Fused MoE Kernel Features¶

本文档旨在概述各种 MoE 内核（包括模块化和非模块化内核），以便更容易地为特定情况选择合适的内核集。这包括有关模块化内核使用的 all2all 后端的信息。

Fused MoE Modular All2All backends¶

有许多 all2all 通信后端用于实现 FusedMoE 层的专家并行 (EP)。不同的 FusedMoEPrepareAndFinalize 子类为每个 all2all 后端提供了一个接口。

下表描述了每个后端的相关功能，即激活格式、支持的量化方案和异步支持。

输出激活格式（标准或批量）对应于 FusedMoEPrepareAndFinalize 子类的 prepare 步骤的输出，并且 finalize 步骤需要相同的格式。所有后端 prepare 方法都期望标准格式的激活，所有 finalize 方法都返回标准格式的激活。有关格式的更多详细信息，请参阅 Fused MoE Modular Kernel 文档。

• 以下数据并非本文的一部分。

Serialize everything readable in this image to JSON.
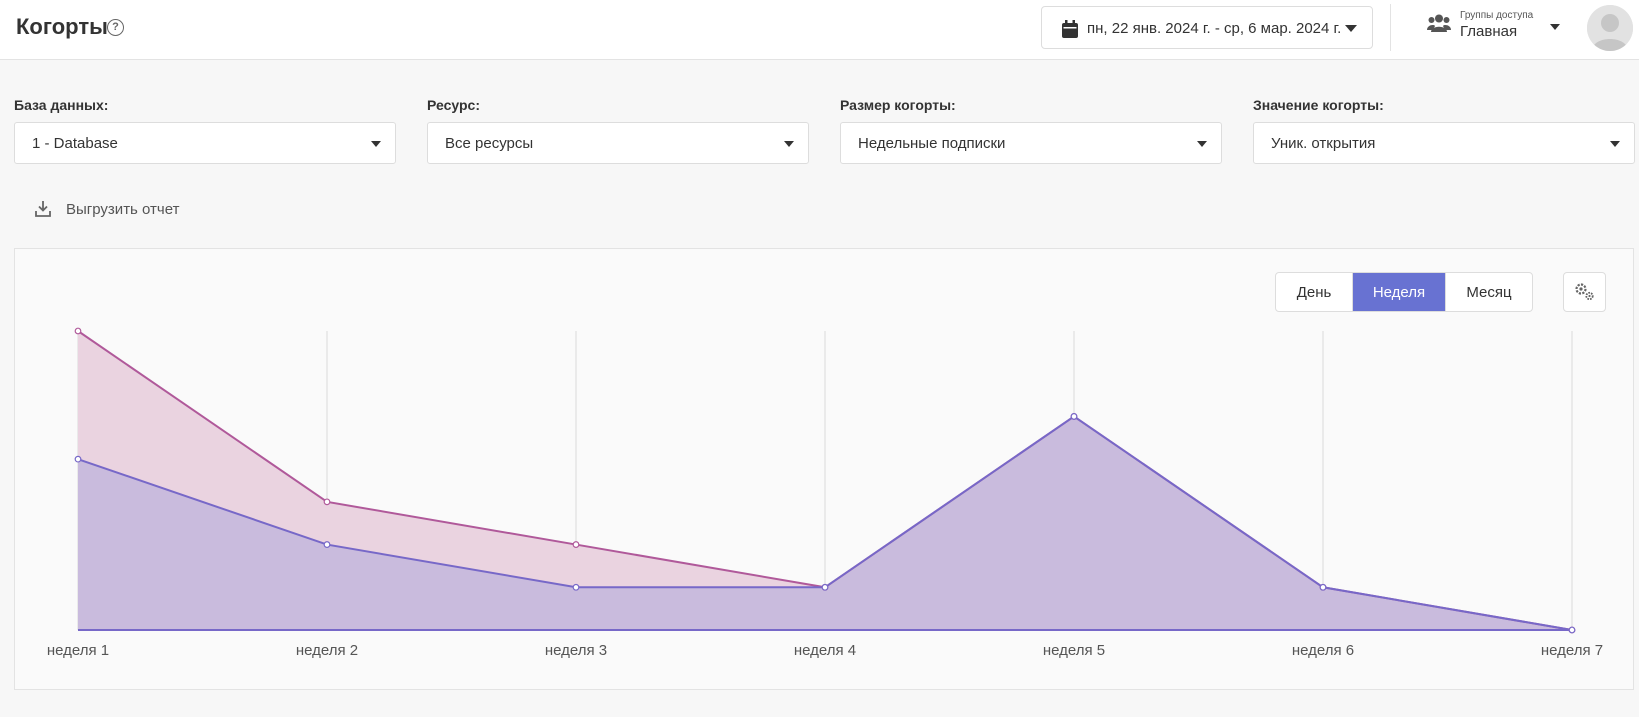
{
  "header": {
    "title": "Когорты",
    "help": "?",
    "date_range": "пн, 22 янв. 2024 г. - ср, 6 мар. 2024 г.",
    "access_label": "Группы доступа",
    "access_value": "Главная"
  },
  "filters": [
    {
      "label": "База данных:",
      "value": "1 - Database"
    },
    {
      "label": "Ресурс:",
      "value": "Все ресурсы"
    },
    {
      "label": "Размер когорты:",
      "value": "Недельные подписки"
    },
    {
      "label": "Значение когорты:",
      "value": "Уник. открытия"
    }
  ],
  "export_label": "Выгрузить отчет",
  "periods": [
    "День",
    "Неделя",
    "Месяц"
  ],
  "active_period": "Неделя",
  "icons": [
    "help-icon",
    "calendar-icon",
    "users-icon",
    "avatar-icon",
    "download-icon",
    "gear-icon"
  ],
  "colors": {
    "accent": "#6872d2",
    "series_a_line": "#b0599a",
    "series_a_fill": "#ead3e0",
    "series_b_line": "#7768c8",
    "series_b_fill": "#c9bbdd"
  },
  "chart_data": {
    "type": "area",
    "categories": [
      "неделя 1",
      "неделя 2",
      "неделя 3",
      "неделя 4",
      "неделя 5",
      "неделя 6",
      "неделя 7"
    ],
    "series": [
      {
        "values": [
          7,
          3,
          2,
          1,
          5,
          1,
          0
        ]
      },
      {
        "values": [
          4,
          2,
          1,
          1,
          5,
          1,
          0
        ]
      }
    ],
    "ylim": [
      0,
      7
    ],
    "grid": "vertical",
    "legend": "none"
  }
}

量化类型和格式列出了每个 FusedMoEPrepareAndFinalize 类支持的量化方案。量化可以在分派之前或之后发生，具体取决于 all2all 后端支持的格式，例如，deepep_high_throughput 仅支持块量化的 fp8 格式。任何其他格式将导致以更高精度分派并在之后进行量化。每个后端 prepare 步骤的输出是量化类型。finalize 步骤通常需要与原始激活相同的输入类型，例如，如果原始输入是 bfloat16 并且量化方案是具有每张量的 fp8 尺度，则 prepare 将返回 fp8/每张量尺度激活，而 finalize 将接受 bfloat16 激活。有关 MoE 过程每个步骤激活的类型和格式的更多详细信息，请参阅 Fused MoE Modular Kernel 中的图表。如果未指定量化类型，则内核在 float16 和/或 bfloat16 上运行。

异步后端支持 DBO（双批次重叠）和共享专家重叠（在 combine 步骤中计算共享专家）。

某些模型要求将 topk 权重应用于输入激活而不是输出激活（当 topk==1 时），例如 Llama。对于模块化内核，此功能由 FusedMoEPrepareAndFinalize 子类支持。对于非模块化内核，专家函数负责处理此标志。

除非另有说明，否则后端通过 --all2all-backend 命令行参数（或 ParallelConfig 中的 all2all_backend 参数）进行控制。除了 flashinfer 之外，所有后端仅与 EP+DP 或 EP+TP 一起工作。 Flashinfer 可以与 EP 或 DP（无 EP）一起工作。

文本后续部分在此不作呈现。